The city is unkind to its strangers. This is the first lesson imparted to me by an entity wholly separate from Ma.
Twice I am shoved aside by rushing merchants and their glum sons, sent stumbling into their booths that line the riverine street like chunks of quartz. Twice my fall sends crashing to the cobblestones a rain of sparkling wares; and twice I am spat at by a flock of silk-lathered merchant wives, descending upon me like sparrowhawks.
I jerk backwards when a woman with a face made all of angles sweeps down from her perch and snaps her teeth at my neck. The consonants she makes are so jumbled by her tongue, so different to Elder and Ma and I's lyrical words, that I am swept across the street again before I realize she'd called me a thief.
"I am not a thief!" I scream, and scream again, this time in wordless fury, when my voice is drowned to death by the gleeful laughter of the city.
Fleeing into the shadows of another alley, I grope inside the eye of my mask and clutch at the cool stones of the sapphire necklace. The high noon sun shines bright and misleading, summer-yellow instead of winter-bleak, and I recoil farther into the dwindling shade.
I will die here, and my body will be collected days later and left to rot in an unmarked grave.

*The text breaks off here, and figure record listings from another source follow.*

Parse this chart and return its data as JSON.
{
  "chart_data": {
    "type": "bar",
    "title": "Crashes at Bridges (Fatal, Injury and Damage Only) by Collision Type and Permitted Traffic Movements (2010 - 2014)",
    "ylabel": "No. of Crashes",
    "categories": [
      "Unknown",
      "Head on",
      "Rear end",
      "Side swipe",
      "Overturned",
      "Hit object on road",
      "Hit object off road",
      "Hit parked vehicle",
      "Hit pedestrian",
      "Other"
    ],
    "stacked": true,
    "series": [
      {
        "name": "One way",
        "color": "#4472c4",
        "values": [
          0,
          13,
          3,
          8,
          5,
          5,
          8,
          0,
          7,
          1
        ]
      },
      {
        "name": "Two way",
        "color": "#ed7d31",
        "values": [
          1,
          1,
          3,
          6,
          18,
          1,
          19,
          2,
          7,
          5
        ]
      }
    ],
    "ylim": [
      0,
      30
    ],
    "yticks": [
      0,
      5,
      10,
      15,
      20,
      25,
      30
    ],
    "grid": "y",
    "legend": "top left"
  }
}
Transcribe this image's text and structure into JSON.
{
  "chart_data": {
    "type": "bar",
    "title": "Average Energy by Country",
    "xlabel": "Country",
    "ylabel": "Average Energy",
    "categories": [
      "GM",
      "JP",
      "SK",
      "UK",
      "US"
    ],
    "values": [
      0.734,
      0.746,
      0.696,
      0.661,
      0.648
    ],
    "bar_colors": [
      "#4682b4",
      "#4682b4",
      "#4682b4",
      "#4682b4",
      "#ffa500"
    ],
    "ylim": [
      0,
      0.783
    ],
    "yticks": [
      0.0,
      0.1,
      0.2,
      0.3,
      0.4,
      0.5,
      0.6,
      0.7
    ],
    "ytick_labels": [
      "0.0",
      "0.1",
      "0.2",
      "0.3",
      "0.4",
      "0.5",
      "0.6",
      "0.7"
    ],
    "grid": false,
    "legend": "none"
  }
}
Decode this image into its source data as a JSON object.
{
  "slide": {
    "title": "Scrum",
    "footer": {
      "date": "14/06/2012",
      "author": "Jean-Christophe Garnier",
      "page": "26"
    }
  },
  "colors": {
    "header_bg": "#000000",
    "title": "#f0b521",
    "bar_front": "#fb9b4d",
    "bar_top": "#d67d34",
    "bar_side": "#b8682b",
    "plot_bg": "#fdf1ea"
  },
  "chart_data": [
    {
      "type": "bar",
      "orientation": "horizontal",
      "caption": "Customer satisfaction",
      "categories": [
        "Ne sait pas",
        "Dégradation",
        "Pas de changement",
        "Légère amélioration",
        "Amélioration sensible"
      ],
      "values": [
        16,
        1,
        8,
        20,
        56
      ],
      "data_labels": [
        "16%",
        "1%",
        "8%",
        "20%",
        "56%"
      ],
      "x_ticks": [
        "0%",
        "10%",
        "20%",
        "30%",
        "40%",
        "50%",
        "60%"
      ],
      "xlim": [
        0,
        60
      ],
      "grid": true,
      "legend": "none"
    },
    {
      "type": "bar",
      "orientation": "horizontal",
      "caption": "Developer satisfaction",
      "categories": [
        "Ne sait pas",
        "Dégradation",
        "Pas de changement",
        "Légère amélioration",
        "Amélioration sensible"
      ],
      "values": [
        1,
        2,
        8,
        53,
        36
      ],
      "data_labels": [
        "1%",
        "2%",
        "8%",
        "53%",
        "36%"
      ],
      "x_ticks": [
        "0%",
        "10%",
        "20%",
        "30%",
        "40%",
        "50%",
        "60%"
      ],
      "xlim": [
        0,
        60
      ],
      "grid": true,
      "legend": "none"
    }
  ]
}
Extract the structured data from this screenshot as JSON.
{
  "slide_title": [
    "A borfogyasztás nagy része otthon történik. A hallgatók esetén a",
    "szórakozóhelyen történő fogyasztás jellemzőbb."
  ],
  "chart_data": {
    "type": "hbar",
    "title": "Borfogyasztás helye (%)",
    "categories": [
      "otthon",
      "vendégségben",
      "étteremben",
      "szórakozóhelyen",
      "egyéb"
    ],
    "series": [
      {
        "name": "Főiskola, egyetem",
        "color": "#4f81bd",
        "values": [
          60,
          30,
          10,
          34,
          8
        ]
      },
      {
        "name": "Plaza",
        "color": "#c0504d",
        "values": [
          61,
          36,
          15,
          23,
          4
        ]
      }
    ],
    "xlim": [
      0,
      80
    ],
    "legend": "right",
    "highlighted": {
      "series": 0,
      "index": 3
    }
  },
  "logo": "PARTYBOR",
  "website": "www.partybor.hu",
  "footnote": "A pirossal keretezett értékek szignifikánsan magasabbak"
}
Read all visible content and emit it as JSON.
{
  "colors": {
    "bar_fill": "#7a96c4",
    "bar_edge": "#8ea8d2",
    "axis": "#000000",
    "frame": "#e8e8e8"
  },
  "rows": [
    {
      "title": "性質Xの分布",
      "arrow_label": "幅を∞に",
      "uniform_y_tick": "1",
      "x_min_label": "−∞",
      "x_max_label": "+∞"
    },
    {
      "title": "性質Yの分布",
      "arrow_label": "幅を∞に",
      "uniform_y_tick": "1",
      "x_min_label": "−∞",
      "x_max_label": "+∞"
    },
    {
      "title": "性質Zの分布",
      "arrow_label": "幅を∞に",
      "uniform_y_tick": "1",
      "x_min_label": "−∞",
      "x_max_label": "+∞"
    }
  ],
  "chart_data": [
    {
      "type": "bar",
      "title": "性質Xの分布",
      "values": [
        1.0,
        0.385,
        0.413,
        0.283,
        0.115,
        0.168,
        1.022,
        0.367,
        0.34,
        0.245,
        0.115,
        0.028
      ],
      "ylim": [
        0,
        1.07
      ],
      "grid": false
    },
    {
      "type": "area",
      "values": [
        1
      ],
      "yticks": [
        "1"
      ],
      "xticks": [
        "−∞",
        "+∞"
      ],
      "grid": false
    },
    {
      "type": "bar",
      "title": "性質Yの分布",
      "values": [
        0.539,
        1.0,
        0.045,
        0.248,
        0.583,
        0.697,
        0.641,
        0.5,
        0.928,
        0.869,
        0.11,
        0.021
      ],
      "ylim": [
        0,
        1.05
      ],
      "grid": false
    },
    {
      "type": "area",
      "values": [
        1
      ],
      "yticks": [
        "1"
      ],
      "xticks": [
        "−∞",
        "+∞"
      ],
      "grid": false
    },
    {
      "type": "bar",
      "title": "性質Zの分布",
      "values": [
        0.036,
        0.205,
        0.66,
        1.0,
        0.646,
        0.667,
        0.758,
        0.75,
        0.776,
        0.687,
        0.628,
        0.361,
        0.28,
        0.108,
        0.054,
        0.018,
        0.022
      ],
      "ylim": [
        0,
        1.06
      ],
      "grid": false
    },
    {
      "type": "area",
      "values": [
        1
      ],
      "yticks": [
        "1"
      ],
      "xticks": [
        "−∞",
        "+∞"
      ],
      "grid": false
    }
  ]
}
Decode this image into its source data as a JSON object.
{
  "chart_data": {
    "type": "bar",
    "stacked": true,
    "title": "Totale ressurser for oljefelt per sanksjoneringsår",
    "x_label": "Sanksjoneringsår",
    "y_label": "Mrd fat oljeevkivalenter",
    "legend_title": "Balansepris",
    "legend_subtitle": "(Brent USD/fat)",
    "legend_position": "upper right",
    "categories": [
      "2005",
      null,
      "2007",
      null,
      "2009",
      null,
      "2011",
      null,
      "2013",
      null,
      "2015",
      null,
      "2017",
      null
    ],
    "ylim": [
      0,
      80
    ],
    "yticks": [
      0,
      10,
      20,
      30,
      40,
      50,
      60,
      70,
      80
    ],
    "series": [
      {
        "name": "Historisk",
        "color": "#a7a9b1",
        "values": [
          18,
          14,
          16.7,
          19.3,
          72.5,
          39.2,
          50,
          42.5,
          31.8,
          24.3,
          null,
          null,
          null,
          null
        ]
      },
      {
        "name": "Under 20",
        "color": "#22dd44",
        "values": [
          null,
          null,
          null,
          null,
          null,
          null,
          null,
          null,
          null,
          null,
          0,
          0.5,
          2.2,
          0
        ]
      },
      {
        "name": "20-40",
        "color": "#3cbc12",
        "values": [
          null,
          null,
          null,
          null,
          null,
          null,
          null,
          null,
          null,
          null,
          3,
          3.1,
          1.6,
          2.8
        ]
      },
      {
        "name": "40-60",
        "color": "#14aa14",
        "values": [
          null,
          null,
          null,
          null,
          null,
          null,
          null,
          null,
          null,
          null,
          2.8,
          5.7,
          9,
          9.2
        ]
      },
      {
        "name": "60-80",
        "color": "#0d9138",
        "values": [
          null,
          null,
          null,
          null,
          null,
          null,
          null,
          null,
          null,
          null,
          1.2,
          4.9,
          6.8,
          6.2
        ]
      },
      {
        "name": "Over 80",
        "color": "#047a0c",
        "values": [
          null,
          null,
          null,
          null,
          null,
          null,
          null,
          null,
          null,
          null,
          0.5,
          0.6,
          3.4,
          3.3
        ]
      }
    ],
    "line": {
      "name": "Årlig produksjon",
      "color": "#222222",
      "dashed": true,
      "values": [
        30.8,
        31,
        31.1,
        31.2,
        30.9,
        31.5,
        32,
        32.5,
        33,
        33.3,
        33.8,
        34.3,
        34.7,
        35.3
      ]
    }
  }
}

I am becoming ever more certain of my future when I am broken from my reverie by a soft voice, drifting above me. "Are you alright?" she asks, but made faceless by a halo of blazing sun, she is just another merchant's wife, just another laughing boy.
I turn towards her, hissing. "Does this alley belong to you? Are you here to sweep me out of it, back into the street?"
My grip tightens on my sapphires; they are the only solace, the only physical reminder I have that I am apart of something other, something better, than this city and its rat-filled sewers. Pain spikes my stomach; bile fills up my throat.
Only an hour in the city and I am already smelling of it; of spoiling, of tar, of vermin. I will die here, and there will be no one to mourn me but the moon.